Another eureka came when they figured out which components of oil were toxic to fish. The culprits are from a class called polycyclic aromatic hydrocarbon, or PAHs. Before the Exxon Valdez spill, they weren’t known to be toxic to aquatic life. But after the spill, scientists discovered these compounds persist long after other parts of oil evaporate.
Even after these cascading discoveries, still no one knew how the oil was damaging the animals over the long term. One possibility was an impact on fish hearts: The heart is one of the first things that develop in a fish embryo.
A different team of NOAA scientists spent many years experimenting with fish in its laboratory. Researchers tried one novel experiment with fish to prove that small concentrations of PAHs were responsible for severely harming fish that looked outwardly normal.
“We put them on a treadmill, in essence, for fish … and tested how fast they could swim for a prolonged period, and the oil-exposed ones couldn’t swim as fast for long,” says developmental biologist John Incardona. “And we found that the shape of their hearts were different.”
So now the researchers had a good idea which organ was harmed, the heart. But they still didn’t know what the mechanism for damage was.
Then came the spring of 2010, when a big BP well spewed oil into the Gulf of Mexico for 87 days.
Because of all they knew from the damage from the Exxon-Valdez spill, scientists focused on fish likely to be spawning, such as the bluefin tuna. Marine biologists feared that the BP spill, like the Exxon Valdez, could have long-term effects, and fish eggs were top on their minds.
“Survivorship of the eggs are critical for future generations, especially on a severely depleted population of the bluefin that breed in the Gulf of Mexico,” says Barbara Block, a marine biologist at Stanford University who studies tuna.

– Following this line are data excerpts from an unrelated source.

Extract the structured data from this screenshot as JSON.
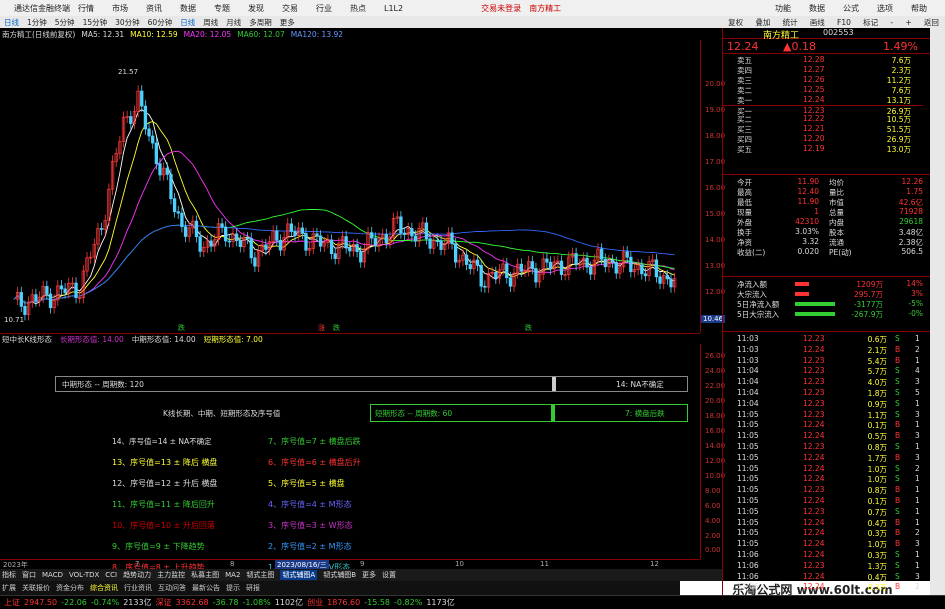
{
  "titlebar": {
    "app": "通达信金融终端",
    "menus": [
      "行情",
      "市场",
      "资讯",
      "数据",
      "专题",
      "发现",
      "交易",
      "行业",
      "热点",
      "L1L2"
    ],
    "login": "交易未登录",
    "stock": "南方精工",
    "right": [
      "功能",
      "数据",
      "公式",
      "选项",
      "帮助"
    ]
  },
  "periods": [
    "日线",
    "1分钟",
    "5分钟",
    "15分钟",
    "30分钟",
    "60分钟",
    "日线",
    "周线",
    "月线",
    "多周期",
    "更多"
  ],
  "rtools": [
    "复权",
    "叠加",
    "统计",
    "画线",
    "F10",
    "标记",
    "-",
    "+",
    "返回"
  ],
  "chart_head": {
    "name": "南方精工(日线前复权)",
    "ma5": "MA5: 12.31",
    "ma10": "MA10: 12.59",
    "ma20": "MA20: 12.05",
    "ma60": "MA60: 12.07",
    "ma120": "MA120: 13.92",
    "high": "21.57",
    "low": "10.71"
  },
  "chart_colors": {
    "up": "#ff3b3b",
    "down": "#4fd1ff",
    "ma5": "#ffffff",
    "ma10": "#ffff33",
    "ma20": "#ff33ff",
    "ma60": "#33ff33",
    "ma120": "#3366ff"
  },
  "yaxis": [
    "20.00",
    "19.00",
    "18.00",
    "17.00",
    "16.00",
    "15.00",
    "14.00",
    "13.00",
    "12.00",
    "10.46"
  ],
  "markers": [
    "跌",
    "涨",
    "跌",
    "跌"
  ],
  "indicator": {
    "title": "短中长K线形态",
    "long": "长期形态值: 14.00",
    "mid": "中期形态值: 14.00",
    "short": "短期形态值: 7.00"
  },
  "y2": [
    "26.00",
    "24.00",
    "22.00",
    "20.00",
    "18.00",
    "16.00",
    "14.00",
    "12.00",
    "10.00",
    "8.00",
    "6.00",
    "4.00",
    "2.00",
    "0.00"
  ],
  "mid_box": {
    "left": "中期形态 -- 周期数: 120",
    "right": "14: NA不确定"
  },
  "short_box": {
    "left": "短期形态 -- 周期数: 60",
    "right": "7: 横盘后跌"
  },
  "caption": "K线长期、中期、短期形态及序号值",
  "legend_left": [
    {
      "t": "14、序号值=14 ± NA不确定",
      "c": "#ddd"
    },
    {
      "t": "13、序号值=13 ± 降后 横盘",
      "c": "#ff3"
    },
    {
      "t": "12、序号值=12 ± 升后 横盘",
      "c": "#ddd"
    },
    {
      "t": "11、序号值=11 ± 降后回升",
      "c": "#3c3"
    },
    {
      "t": "10、序号值=10 ± 升后回落",
      "c": "#c00"
    },
    {
      "t": "9、序号值=9 ± 下降趋势",
      "c": "#3c3"
    },
    {
      "t": "8、序号值=8 ± 上升趋势",
      "c": "#f33"
    }
  ],
  "legend_right": [
    {
      "t": "7、序号值=7 ± 横盘后跌",
      "c": "#3c3"
    },
    {
      "t": "6、序号值=6 ± 横盘后升",
      "c": "#f33"
    },
    {
      "t": "5、序号值=5 ± 横盘",
      "c": "#ff3"
    },
    {
      "t": "4、序号值=4 ± M形态",
      "c": "#66f"
    },
    {
      "t": "3、序号值=3 ± W形态",
      "c": "#c3c"
    },
    {
      "t": "2、序号值=2 ± M形态",
      "c": "#39f"
    },
    {
      "t": "1、序号值=1 ± V形态",
      "c": "#3cc"
    }
  ],
  "xaxis": {
    "year": "2023年",
    "date": "2023/08/16/三",
    "marks": [
      "7",
      "8",
      "9",
      "10",
      "11",
      "12"
    ]
  },
  "tabs": [
    "指标",
    "窗口",
    "MACD",
    "VOL-TDX",
    "CCI",
    "趋势动力",
    "主力监控",
    "私募主图",
    "MA2",
    "韧式主图",
    "韧式辅图A",
    "韧式辅图B",
    "更多",
    "设置"
  ],
  "tabs2": [
    "扩展",
    "关联报价",
    "资金分布",
    "综合资讯",
    "行业资讯",
    "互动问答",
    "最新公告",
    "提示",
    "研报"
  ],
  "bottom": [
    {
      "t": "上证",
      "c": "#f33"
    },
    {
      "t": "2947.50",
      "c": "#f33"
    },
    {
      "t": "-22.06",
      "c": "#3c3"
    },
    {
      "t": "-0.74%",
      "c": "#3c3"
    },
    {
      "t": "2133亿",
      "c": "#ddd"
    },
    {
      "t": "深证",
      "c": "#f33"
    },
    {
      "t": "3362.68",
      "c": "#f33"
    },
    {
      "t": "-36.78",
      "c": "#3c3"
    },
    {
      "t": "-1.08%",
      "c": "#3c3"
    },
    {
      "t": "1102亿",
      "c": "#ddd"
    },
    {
      "t": "创业",
      "c": "#f33"
    },
    {
      "t": "1876.60",
      "c": "#f33"
    },
    {
      "t": "-15.58",
      "c": "#3c3"
    },
    {
      "t": "-0.82%",
      "c": "#3c3"
    },
    {
      "t": "1173亿",
      "c": "#ddd"
    }
  ],
  "quote": {
    "name": "南方精工",
    "code": "002553",
    "price": "12.24",
    "change": "▲0.18",
    "pct": "1.49%"
  },
  "orderbook": [
    [
      "卖五",
      "12.28",
      "7.6万"
    ],
    [
      "卖四",
      "12.27",
      "2.3万"
    ],
    [
      "卖三",
      "12.26",
      "11.2万"
    ],
    [
      "卖二",
      "12.25",
      "7.6万"
    ],
    [
      "卖一",
      "12.24",
      "13.1万"
    ],
    [
      "买一",
      "12.23",
      "26.9万"
    ],
    [
      "买二",
      "12.22",
      "10.5万"
    ],
    [
      "买三",
      "12.21",
      "51.5万"
    ],
    [
      "买四",
      "12.20",
      "26.9万"
    ],
    [
      "买五",
      "12.19",
      "13.0万"
    ]
  ],
  "stats": [
    [
      "今开",
      "11.90",
      "均价",
      "12.26"
    ],
    [
      "最高",
      "12.40",
      "量比",
      "1.75"
    ],
    [
      "最低",
      "11.90",
      "市值",
      "42.6亿"
    ],
    [
      "现量",
      "1",
      "总量",
      "71928"
    ],
    [
      "外盘",
      "42310",
      "内盘",
      "29618"
    ],
    [
      "换手",
      "3.03%",
      "股本",
      "3.48亿"
    ],
    [
      "净资",
      "3.32",
      "流通",
      "2.38亿"
    ],
    [
      "收益(二)",
      "0.020",
      "PE(动)",
      "506.5"
    ]
  ],
  "flows": [
    [
      "净流入额",
      "1209万",
      "14%"
    ],
    [
      "大宗流入",
      "295.7万",
      "3%"
    ],
    [
      "5日净流入额",
      "-3177万",
      "-5%"
    ],
    [
      "5日大宗流入",
      "-267.9万",
      "-0%"
    ]
  ],
  "ticks": [
    [
      "11:03",
      "12.23",
      "0.6万",
      "S",
      "1"
    ],
    [
      "11:03",
      "12.24",
      "2.1万",
      "B",
      "2"
    ],
    [
      "11:03",
      "12.23",
      "5.4万",
      "B",
      "1"
    ],
    [
      "11:04",
      "12.23",
      "5.7万",
      "S",
      "4"
    ],
    [
      "11:04",
      "12.23",
      "4.0万",
      "S",
      "3"
    ],
    [
      "11:04",
      "12.23",
      "1.8万",
      "S",
      "5"
    ],
    [
      "11:04",
      "12.23",
      "0.9万",
      "S",
      "1"
    ],
    [
      "11:05",
      "12.23",
      "1.1万",
      "S",
      "3"
    ],
    [
      "11:05",
      "12.24",
      "0.1万",
      "B",
      "1"
    ],
    [
      "11:05",
      "12.24",
      "0.5万",
      "B",
      "3"
    ],
    [
      "11:05",
      "12.23",
      "0.8万",
      "S",
      "1"
    ],
    [
      "11:05",
      "12.24",
      "1.7万",
      "B",
      "3"
    ],
    [
      "11:05",
      "12.24",
      "1.0万",
      "S",
      "2"
    ],
    [
      "11:05",
      "12.24",
      "1.0万",
      "S",
      "1"
    ],
    [
      "11:05",
      "12.23",
      "0.8万",
      "B",
      "1"
    ],
    [
      "11:05",
      "12.24",
      "0.1万",
      "B",
      "1"
    ],
    [
      "11:05",
      "12.23",
      "0.7万",
      "S",
      "1"
    ],
    [
      "11:05",
      "12.24",
      "0.4万",
      "B",
      "1"
    ],
    [
      "11:05",
      "12.24",
      "0.3万",
      "B",
      "2"
    ],
    [
      "11:05",
      "12.24",
      "1.0万",
      "B",
      "3"
    ],
    [
      "11:06",
      "12.24",
      "0.3万",
      "S",
      "1"
    ],
    [
      "11:06",
      "12.23",
      "1.3万",
      "S",
      "1"
    ],
    [
      "11:06",
      "12.24",
      "0.4万",
      "S",
      "3"
    ],
    [
      "11:06",
      "12.24",
      "0.3万",
      "B",
      "2"
    ]
  ],
  "watermark": "乐淘公式网 www.60lt.com"
}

The NOAA researchers reached out to Block to help them answer a question that still puzzled them: What would cause a fish heart to slow down?
Block’s lab used individual heart cells from tuna to show that PAHs in oil can interrupt the electrical signals that are essential for fish hearts to beat effectively. So far, the scientists think this can happen to embryos — and possibly to young fish — at low concentrations.

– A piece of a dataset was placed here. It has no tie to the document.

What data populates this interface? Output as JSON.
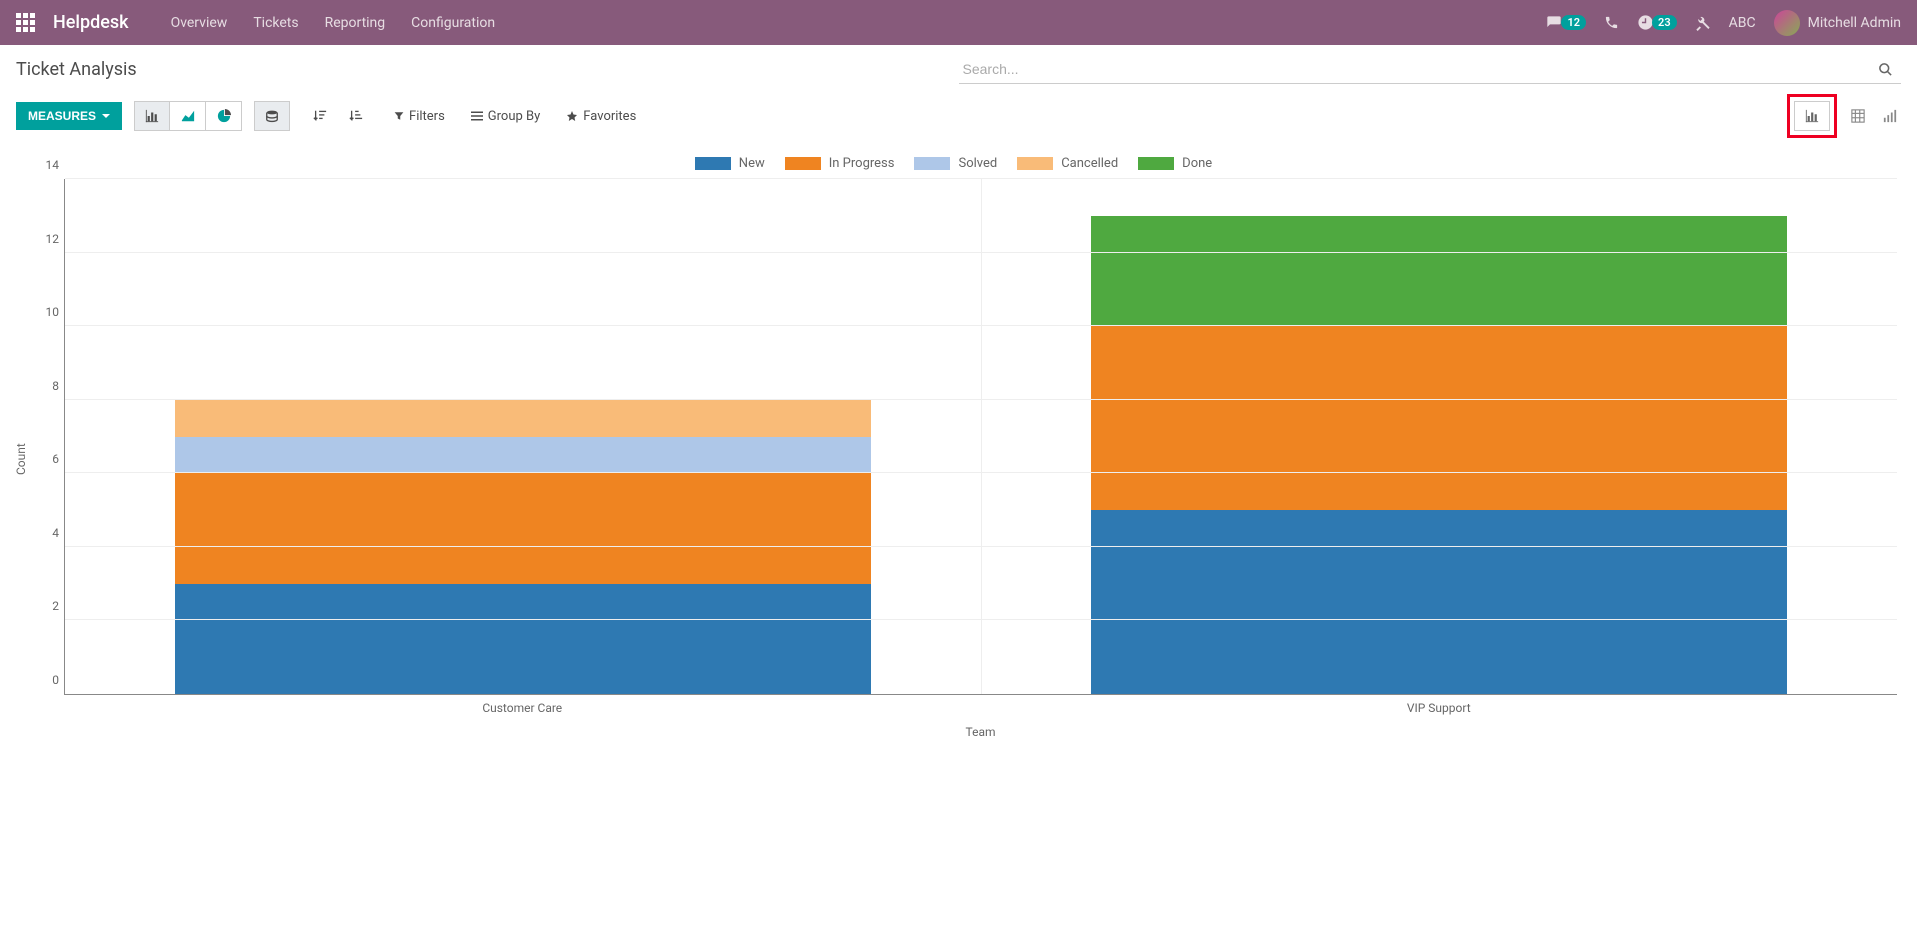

“What we’re doing is applying the science of the Exxon Valdez and taking it into 21st-century methodologies,” Block says.
Discovering the mechanism that makes oil toxic to fish is like a coroner pinning down a mysterious cause of death — but taking 25 years to do it. And, as in a criminal case, this knowledge could give scientists evidence to hold companies responsible for long-term damages no one ever knew oil spills were causing.